Here I am using the gemma3:4b-it-q4_K_M
model, which is a quantized version
of the Gemma 3 4B multimodal model. I am using the quantized version since
my local GPU has only 8GB of memory. For more information on the Gemma 3
models see here.
The last part of the command is optional. I put it there just to prevent the model from entering interactive mode.
LiteLLM setup
LiteLLM supports Ollama out of the box, and we can simply call the Ollama model that we just deployed with
from litellm import completion
response = completion(
model='ollama/gemma3:4b-it-q4_K_M',
messages=[{ 'content': 'Hello!', 'role': 'user'}],
api_base='http://localhost:11434',
)
However, we are using ADK for the chat assistant, so we won’t be using LiteLLM directly.
We can also set up a LiteLLM proxy server to handle LLM requests. I will update this section in the future with more details.
Google ADK setup
ADK is a framework released by earlier in 2025 to help developers quickly build, test, and deploy generative AI agentic applications.
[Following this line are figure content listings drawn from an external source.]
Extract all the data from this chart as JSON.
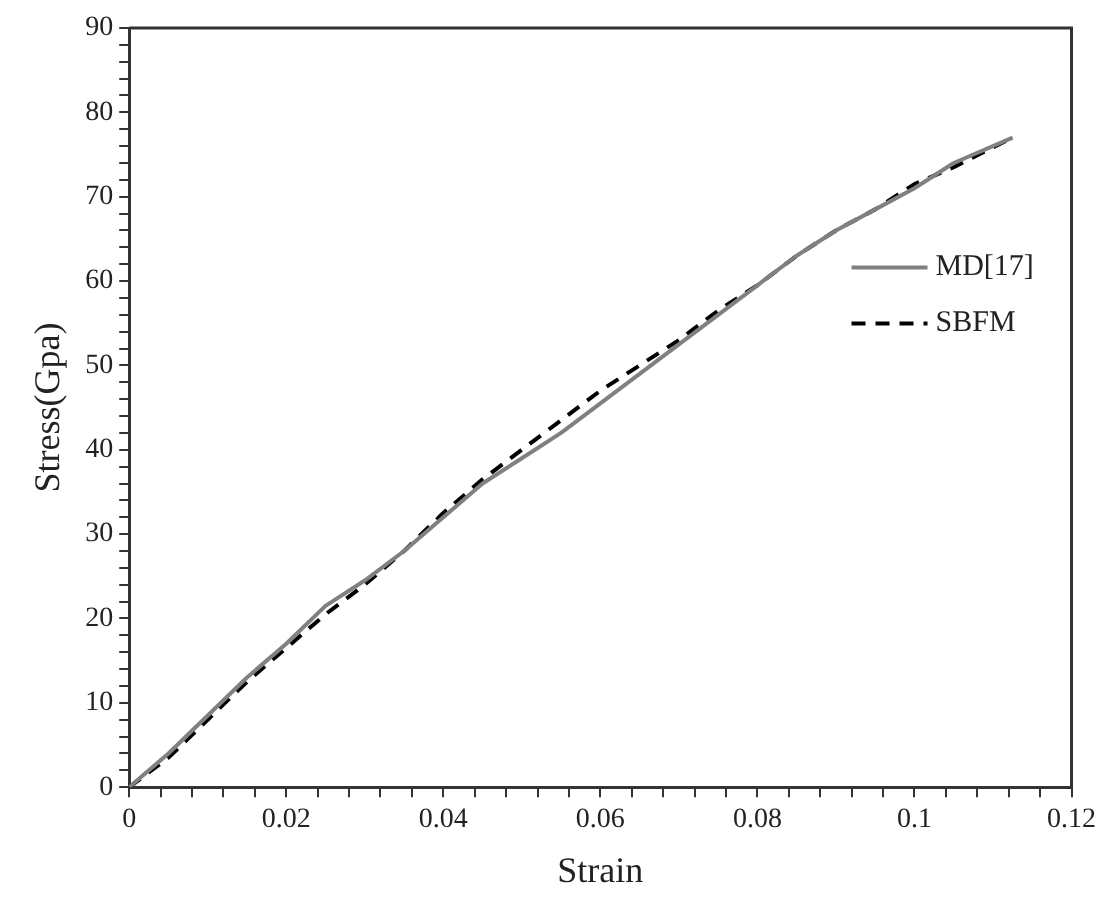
{
  "chart_data": {
    "type": "line",
    "xlabel": "Strain",
    "ylabel": "Stress(Gpa)",
    "x": [
      0,
      0.005,
      0.01,
      0.015,
      0.02,
      0.025,
      0.03,
      0.035,
      0.04,
      0.045,
      0.05,
      0.055,
      0.06,
      0.065,
      0.07,
      0.075,
      0.08,
      0.085,
      0.09,
      0.095,
      0.1,
      0.105,
      0.1125
    ],
    "series": [
      {
        "name": "MD[17]",
        "color": "#808080",
        "line_style": "solid",
        "values": [
          0,
          4,
          8.5,
          13,
          17,
          21.5,
          24.5,
          28,
          32,
          36,
          39,
          42,
          45.5,
          49,
          52.5,
          56,
          59.5,
          63,
          66,
          68.5,
          71,
          74,
          77
        ]
      },
      {
        "name": "SBFM",
        "color": "#000000",
        "line_style": "dashed",
        "values": [
          0,
          3.5,
          8,
          12.5,
          16.5,
          20.5,
          24,
          28,
          32.5,
          36.5,
          40,
          43.5,
          47,
          50,
          53,
          56.5,
          59.5,
          63,
          66,
          68.5,
          71.5,
          73.5,
          77
        ]
      }
    ],
    "xlim": [
      0,
      0.12
    ],
    "xticks": [
      0,
      {
        "value": 0.004,
        "label": null
      },
      {
        "value": 0.008,
        "label": null
      },
      {
        "value": 0.012,
        "label": null
      },
      {
        "value": 0.016,
        "label": null
      },
      0.02,
      {
        "value": 0.024,
        "label": null
      },
      {
        "value": 0.028,
        "label": null
      },
      {
        "value": 0.032,
        "label": null
      },
      {
        "value": 0.036,
        "label": null
      },
      0.04,
      {
        "value": 0.044,
        "label": null
      },
      {
        "value": 0.048,
        "label": null
      },
      {
        "value": 0.052,
        "label": null
      },
      {
        "value": 0.056,
        "label": null
      },
      0.06,
      {
        "value": 0.064,
        "label": null
      },
      {
        "value": 0.068,
        "label": null
      },
      {
        "value": 0.072,
        "label": null
      },
      {
        "value": 0.076,
        "label": null
      },
      0.08,
      {
        "value": 0.084,
        "label": null
      },
      {
        "value": 0.088,
        "label": null
      },
      {
        "value": 0.092,
        "label": null
      },
      {
        "value": 0.096,
        "label": null
      },
      0.1,
      {
        "value": 0.104,
        "label": null
      },
      {
        "value": 0.108,
        "label": null
      },
      {
        "value": 0.112,
        "label": null
      },
      {
        "value": 0.116,
        "label": null
      },
      0.12
    ],
    "ylim": [
      0,
      90
    ],
    "yticks": [
      0,
      {
        "value": 2,
        "label": null
      },
      {
        "value": 4,
        "label": null
      },
      {
        "value": 6,
        "label": null
      },
      {
        "value": 8,
        "label": null
      },
      10,
      {
        "value": 12,
        "label": null
      },
      {
        "value": 14,
        "label": null
      },
      {
        "value": 16,
        "label": null
      },
      {
        "value": 18,
        "label": null
      },
      20,
      {
        "value": 22,
        "label": null
      },
      {
        "value": 24,
        "label": null
      },
      {
        "value": 26,
        "label": null
      },
      {
        "value": 28,
        "label": null
      },
      30,
      {
        "value": 32,
        "label": null
      },
      {
        "value": 34,
        "label": null
      },
      {
        "value": 36,
        "label": null
      },
      {
        "value": 38,
        "label": null
      },
      40,
      {
        "value": 42,
        "label": null
      },
      {
        "value": 44,
        "label": null
      },
      {
        "value": 46,
        "label": null
      },
      {
        "value": 48,
        "label": null
      },
      50,
      {
        "value": 52,
        "label": null
      },
      {
        "value": 54,
        "label": null
      },
      {
        "value": 56,
        "label": null
      },
      {
        "value": 58,
        "label": null
      },
      60,
      {
        "value": 62,
        "label": null
      },
      {
        "value": 64,
        "label": null
      },
      {
        "value": 66,
        "label": null
      },
      {
        "value": 68,
        "label": null
      },
      70,
      {
        "value": 72,
        "label": null
      },
      {
        "value": 74,
        "label": null
      },
      {
        "value": 76,
        "label": null
      },
      {
        "value": 78,
        "label": null
      },
      80,
      {
        "value": 82,
        "label": null
      },
      {
        "value": 84,
        "label": null
      },
      {
        "value": 86,
        "label": null
      },
      {
        "value": 88,
        "label": null
      },
      90
    ],
    "grid": false,
    "legend": "right",
    "marker": "none"
  }
}
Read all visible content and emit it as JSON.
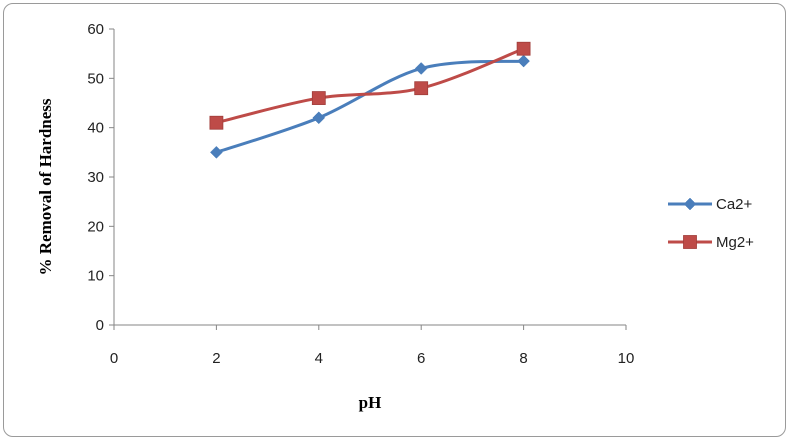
{
  "chart_data": {
    "type": "line",
    "title": "",
    "xlabel": "pH",
    "ylabel": "% Removal of Hardness",
    "xlim": [
      0,
      10
    ],
    "ylim": [
      0,
      60
    ],
    "x_ticks": [
      0,
      2,
      4,
      6,
      8,
      10
    ],
    "y_ticks": [
      0,
      10,
      20,
      30,
      40,
      50,
      60
    ],
    "grid": false,
    "smoothed": true,
    "legend_position": "right",
    "series": [
      {
        "name": "Ca2+",
        "color": "#4a7ebb",
        "marker": "diamond",
        "x": [
          2,
          4,
          6,
          8
        ],
        "y": [
          35,
          42,
          52,
          53.5
        ]
      },
      {
        "name": "Mg2+",
        "color": "#be4b48",
        "marker": "square",
        "x": [
          2,
          4,
          6,
          8
        ],
        "y": [
          41,
          46,
          48,
          56
        ]
      }
    ]
  }
}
You will see that with just a few lines of code, we can easily set up a chat assistant with it.
Let’s recap the project structure for the adk part:
├── adk/ # Google ADK
│ ├── compose.yaml # ADK container setup, TBD
│ ├── requirements.txt
│ └── chat_agent/ # Chat agent package
│ ├── __init__.py
│ └── agent.py # Main agent code
For requirements.txt
, we will need:
# adk/requirements.txt
google-adk
litellm
Use your favorite package manager to set up a virtual environment and install the dependencies.
Next in chat_agent/__init__.py
, put in the line
from . import agent
Finally in chat_agent/agent.py
, we have
from google.adk.agents import Agent
from google.adk.models.lite_llm import LiteLlm
root_agent = Agent(
name='chat_agent',
model=LiteLlm(
model='ollama/gemma3:4b-it-q4_K_M',
api_base='http://localhost:11434',
stream=True,
),
description='Chat agent',
instruction="""
You are a helpful assistant that helps answer the user's questions
and perform tasks the user asks you to do.
""",
)
That’it! Feel free to modify the instruction
to change how the your chat
agent behaves.
Now we can run the agent with
adk web
This will start a dev web UI for the chat agent. If you now open your browser
and go to http://localhost:8000
, your chat assistant is ready to answer
your questions! Use options --host
and --port
to change the host and port
as needed.
Here’s an example of how the chat UI looks like:
As you can see above the Gemma 3 model supports multiple languages (even though the pronunciation for Japanese and Chinese is not completely correct). It can also handle images as input.
Conclusion
As you can see, with just a few lines of code, we can set up a chat assistant with Ollama, LiteLLM, and Google ADK.
For production use, we would want to set up a LiteLLM proxy server to allow
secure access to our Ollama models. In addition, even though adk web
starts
a web UI for the our chat assistant, for production, we would likely want a
custom web UI that fits specific use cases.